Another case highlighted the importance of rheumatologists asking patients who have both Raynaud’s disease and livedo reticularis whether they have a history of stroke, arterial events, or fevers, said Gineth Paola Pinto-Patarroyo, MD, of the National Human Genome Research Institute at the National Institutes of Health.
She saw a 25-year-old male patient with a longstanding history of both conditions who had experienced nine months of worsening pain in the left middle finger. Hand MRI showed soft tissue edema and osteolysis. The patient had suffered two strokes.

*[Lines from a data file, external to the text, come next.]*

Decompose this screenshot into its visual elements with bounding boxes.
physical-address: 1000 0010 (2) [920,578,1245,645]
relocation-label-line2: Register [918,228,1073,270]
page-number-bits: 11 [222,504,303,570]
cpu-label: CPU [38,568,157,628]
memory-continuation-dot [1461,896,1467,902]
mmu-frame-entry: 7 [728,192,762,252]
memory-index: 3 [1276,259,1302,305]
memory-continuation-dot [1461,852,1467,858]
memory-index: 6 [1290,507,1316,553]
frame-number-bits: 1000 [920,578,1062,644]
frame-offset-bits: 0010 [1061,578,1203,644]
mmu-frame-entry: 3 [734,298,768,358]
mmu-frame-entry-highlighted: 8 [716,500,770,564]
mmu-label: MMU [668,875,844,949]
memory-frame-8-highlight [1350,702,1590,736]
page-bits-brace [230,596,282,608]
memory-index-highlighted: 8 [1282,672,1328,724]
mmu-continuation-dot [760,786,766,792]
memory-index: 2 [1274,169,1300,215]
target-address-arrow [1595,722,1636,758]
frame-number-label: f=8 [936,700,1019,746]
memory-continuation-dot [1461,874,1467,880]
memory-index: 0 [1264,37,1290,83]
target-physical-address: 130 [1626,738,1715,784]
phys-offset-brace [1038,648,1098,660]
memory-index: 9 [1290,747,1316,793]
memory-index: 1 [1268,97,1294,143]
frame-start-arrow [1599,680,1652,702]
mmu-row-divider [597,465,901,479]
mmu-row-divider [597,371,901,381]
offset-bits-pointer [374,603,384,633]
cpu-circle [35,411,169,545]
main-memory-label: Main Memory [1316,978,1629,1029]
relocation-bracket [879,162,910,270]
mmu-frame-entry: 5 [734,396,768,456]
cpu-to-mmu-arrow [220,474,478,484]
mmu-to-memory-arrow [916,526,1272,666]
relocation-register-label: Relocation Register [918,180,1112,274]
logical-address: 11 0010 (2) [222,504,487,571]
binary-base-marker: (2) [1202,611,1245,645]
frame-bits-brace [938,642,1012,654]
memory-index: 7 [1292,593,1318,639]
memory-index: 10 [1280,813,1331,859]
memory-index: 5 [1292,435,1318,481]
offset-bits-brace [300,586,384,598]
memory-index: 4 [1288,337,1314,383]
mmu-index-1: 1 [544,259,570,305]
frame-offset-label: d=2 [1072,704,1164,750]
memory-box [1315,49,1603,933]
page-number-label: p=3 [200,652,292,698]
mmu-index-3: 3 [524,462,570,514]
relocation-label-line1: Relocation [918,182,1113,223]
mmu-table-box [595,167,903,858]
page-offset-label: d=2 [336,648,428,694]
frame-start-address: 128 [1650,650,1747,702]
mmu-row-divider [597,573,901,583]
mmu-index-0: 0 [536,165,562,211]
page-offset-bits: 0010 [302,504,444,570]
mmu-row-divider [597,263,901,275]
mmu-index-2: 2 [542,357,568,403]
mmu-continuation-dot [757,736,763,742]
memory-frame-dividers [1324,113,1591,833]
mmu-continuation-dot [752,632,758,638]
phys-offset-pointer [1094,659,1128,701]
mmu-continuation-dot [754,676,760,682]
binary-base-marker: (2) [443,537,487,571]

Genetic testing was “definitely the next step for this patient because it was very critical to establish final diagnosis to start treatment as soon as possible to prevent further strokes,” Dr. Pinto-Patarroyo said.
Through the testing, doctors identified compound heterozygous mutations — G47A and R169Q — in the CECR1 gene, which allowed them to diagnosis the patient as having a deficiency in adenosine deaminase 2, a disorder that can trigger strokes at a very young age. Treatment with a TNF-alpha inhibitor led to improved hand function, and the patient, a farmer, was able to work longer hours.
A pair of clinical cases underscored the importance of considering the drugs that patients are taking and whether they might cause problems.
That appeared to be the case with a 24-year-old Native American woman who presented with a lupus flare that Latisha D. Heinlen, MD, PhD, of the University of Oklahoma Health Sciences Center, presented. The woman had been receiving hydroxychloroquine since she was diagnosed with lupus seven years prior and intermittent treatments such as methotrexate.
During hospitalization, lab tests showed renal insufficiency and hemolytic anemia, prompting doctors to order a kidney biopsy. They saw significant inflammatory infiltrate around the kidneys and diagnosed the woman with focal lupus, or Class III lupus nephritis. But the real question was, what was causing this nephritis?
Although the doctors suspected Fabry’s disease at first because of the evidence of renal phospholipidosis, they ruled out the possibility because of the lack of family history and normal alpha-galactosidase A activity. Instead they attributed the phospholipidosis to hydroxychloroquine toxicity, and the inclusion bodies and other symptoms started to resolve after discontinuing the hydroxychloroquine.
However, as Dr. Heinlen pointed out, it is not clear if the lab findings would have led to kidney disease.
An unexpected drug-drug interaction ended up being the culprit of an acute illness in a 58-year-old Australian man of Lebanese descent, as Paul Bird, PhD, of the University of New South Wales, described. The man went to the hospital after two days of experiencing severe pain and pallor in his hands..
There were few hints other than that the man used to be a heavy smoker and had taken a course of erythromycin from bronchitis.
Largely because of his smoking history, doctors suspected thromboangiitis obliterans. An angiogram showed a spindle-thin artery in his arm, but it was not until the team spoke with the patient’s wife that they realized the root of the problem.
The man had been taking an increasing dose of Migril, which contains blood vessel-narrowing ergotamine, for his migraines. He developed ergotism because of a drug-drug interaction between Migril and erythromycin.